Detailed plan-making process

Full details of the Neighbourhood Planning Process can be found on the Leeds City Council website at https://www.leeds.gov.uk/planning/planning-policy/neighbourhood-planning Neighbourhood Planning was introduced by the Localism Act 2011. It allows Town and Parish Councils to prepare their own local plans which influence development in their local area. Neighbourhood Forums perform a similar function in non-parished areas such as Kirkstall. Neighbourhood plans cannot propose less development than the local plan (or core strategy), but they can propose more homes or businesses, or alternative sites, or higher design standards.

The Localism Act requires only one Neighbourhood Forum in each area. Leeds City Council must consult with the community before agreeing to its formation and the area boundary. The board or steering group must reflect the local community, including residents and businesses. The forum must have at least 21 members including at least one councillor. Neighbourhood Forums can obtain financial support directly from their local council, and also from the Supporting Communities in Neighbourhood Planning Programme, which is administered by a consortium led by Locality / RTPI Planning Aid on behalf of Government.

Under the Town and Country Planning Act 1990 (as amended), the Council has a statutory duty to assist communities in the preparation of neighbourhood development orders and to take orders through a process of examination and referendum. The Localism Act 2011 (Part 6 chapter 3) sets out the LPA responsibilities as:

  • Designating a forum
  • Designating the neighbourhood area
  • Advising or assisting communities in the preparation of a neighbourhood development order
  • Checking a submitted order meets the legal requirements
  • Arranging for the independent examination of the order
  • Determining whether the neighbourhood development order meets the basic conditions and other legal requirements
  • Subject to the results of the referendum/s bringing the order into force

In addition, legislation sets out who the relevant councils are with responsibility for arranging the referendum/s. The overall process can be summarised in the following diagram:

It is importand that the entire process is conducted transparently, and that all local interest groups are able to take part. The Leeds City Council website has an extensive section devoted to Neighbourhood Plans. The process starts informally, but becomes more disciplined and professional as the key issues are identified. The work of the Neighbourhood Forum culminates in a six-week period of Statutory Consultation on the proposed Neighbourhood Plan, which is then submitted to Leeds City Council for further processing.
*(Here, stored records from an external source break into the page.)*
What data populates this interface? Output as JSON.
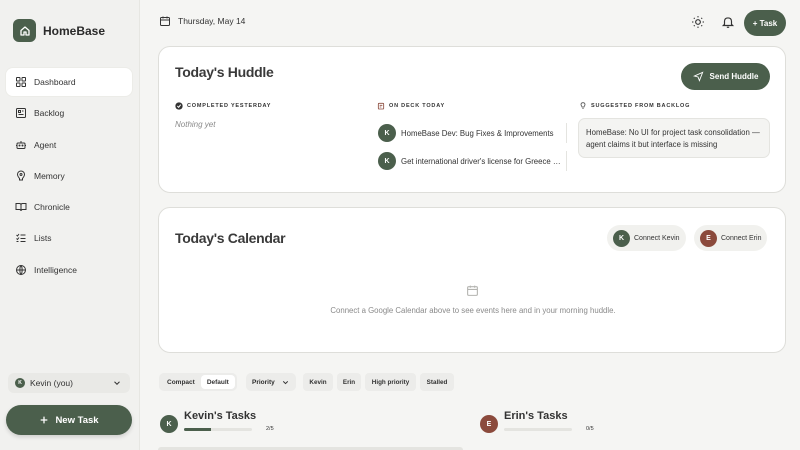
{
  "brand": {
    "name": "HomeBase"
  },
  "sidebar": {
    "items": [
      {
        "label": "Dashboard",
        "icon": "grid-icon",
        "active": true
      },
      {
        "label": "Backlog",
        "icon": "backlog-icon"
      },
      {
        "label": "Agent",
        "icon": "robot-icon"
      },
      {
        "label": "Memory",
        "icon": "memory-icon"
      },
      {
        "label": "Chronicle",
        "icon": "book-icon"
      },
      {
        "label": "Lists",
        "icon": "list-check-icon"
      },
      {
        "label": "Intelligence",
        "icon": "globe-icon"
      }
    ],
    "user": {
      "initial": "K",
      "label": "Kevin (you)"
    },
    "new_task_label": "New Task"
  },
  "topbar": {
    "date": "Thursday, May 14",
    "add_task_label": "+ Task"
  },
  "huddle": {
    "title": "Today's Huddle",
    "send_label": "Send Huddle",
    "completed": {
      "header": "COMPLETED YESTERDAY",
      "empty": "Nothing yet"
    },
    "on_deck": {
      "header": "ON DECK TODAY",
      "items": [
        {
          "initial": "K",
          "text": "HomeBase Dev: Bug Fixes & Improvements"
        },
        {
          "initial": "K",
          "text": "Get international driver's license for Greece …"
        }
      ]
    },
    "suggested": {
      "header": "SUGGESTED FROM BACKLOG",
      "text": "HomeBase: No UI for project task consolidation — agent claims it but interface is missing"
    }
  },
  "calendar": {
    "title": "Today's Calendar",
    "connect": [
      {
        "initial": "K",
        "label": "Connect Kevin"
      },
      {
        "initial": "E",
        "label": "Connect Erin"
      }
    ],
    "empty": "Connect a Google Calendar above to see events here and in your morning huddle."
  },
  "filters": {
    "view": {
      "compact": "Compact",
      "default": "Default"
    },
    "sort": "Priority",
    "chips": [
      "Kevin",
      "Erin",
      "High priority",
      "Stalled"
    ]
  },
  "tasks": {
    "kevin": {
      "initial": "K",
      "title": "Kevin's Tasks",
      "done": 2,
      "total": 5,
      "label": "2/5"
    },
    "erin": {
      "initial": "E",
      "title": "Erin's Tasks",
      "done": 0,
      "total": 5,
      "label": "0/5"
    }
  },
  "colors": {
    "accent": "#4b5f4c",
    "erin": "#8b4a3c",
    "background": "#f5f5f3"
  }
}
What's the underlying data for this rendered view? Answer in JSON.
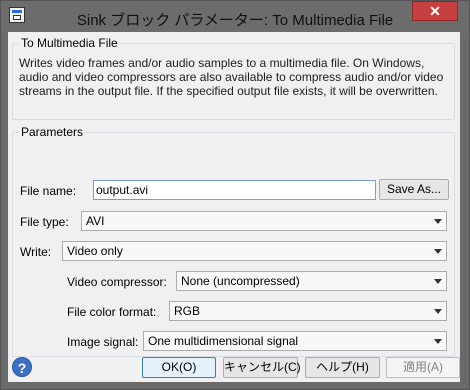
{
  "window": {
    "title": "Sink ブロック パラメーター: To Multimedia File",
    "close_glyph": "✕"
  },
  "description": {
    "group_title": "To Multimedia File",
    "text": "Writes video frames and/or audio samples to a multimedia file. On Windows, audio and video compressors are also available to compress audio and/or video streams in the output file. If the specified output file exists, it will be overwritten."
  },
  "parameters": {
    "group_title": "Parameters",
    "file_name": {
      "label": "File name:",
      "value": "output.avi"
    },
    "save_as_label": "Save As...",
    "file_type": {
      "label": "File type:",
      "value": "AVI"
    },
    "write": {
      "label": "Write:",
      "value": "Video only"
    },
    "video_compressor": {
      "label": "Video compressor:",
      "value": "None (uncompressed)"
    },
    "file_color_format": {
      "label": "File color format:",
      "value": "RGB"
    },
    "image_signal": {
      "label": "Image signal:",
      "value": "One multidimensional signal"
    }
  },
  "buttons": {
    "help_glyph": "?",
    "ok": "OK(O)",
    "cancel": "キャンセル(C)",
    "help": "ヘルプ(H)",
    "apply": "適用(A)"
  }
}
The Council subjects the draft plan to Independent Examination to ensure that the plan:

  1. has regard to national policies and advice contained in guidance
  2. has special regard to the desirability of preserving any heritage assets
  3. has special regard to the desirability of preserving or enhancing the character or appearance of any conservation area
  4. contributes to the achievement of sustainable development
  5. general conformity with the strategic policies contained in the development plan
  6. does not breach, and is otherwise compatible with, EU obligations (e.g. Strategic Environmental Assessment5)
  7. prescribed conditions are met and prescribed matters have been complied (legal and regulatory).

It is likely that this process will identify some conflicts and that the draft plan will require some modifications. The final version is subject to a minimum of 28 days publicity, culminating in a “yes | no” postal referendum.

If the electors agree to the plan, then it has the full force of other planning documents in controlling local development.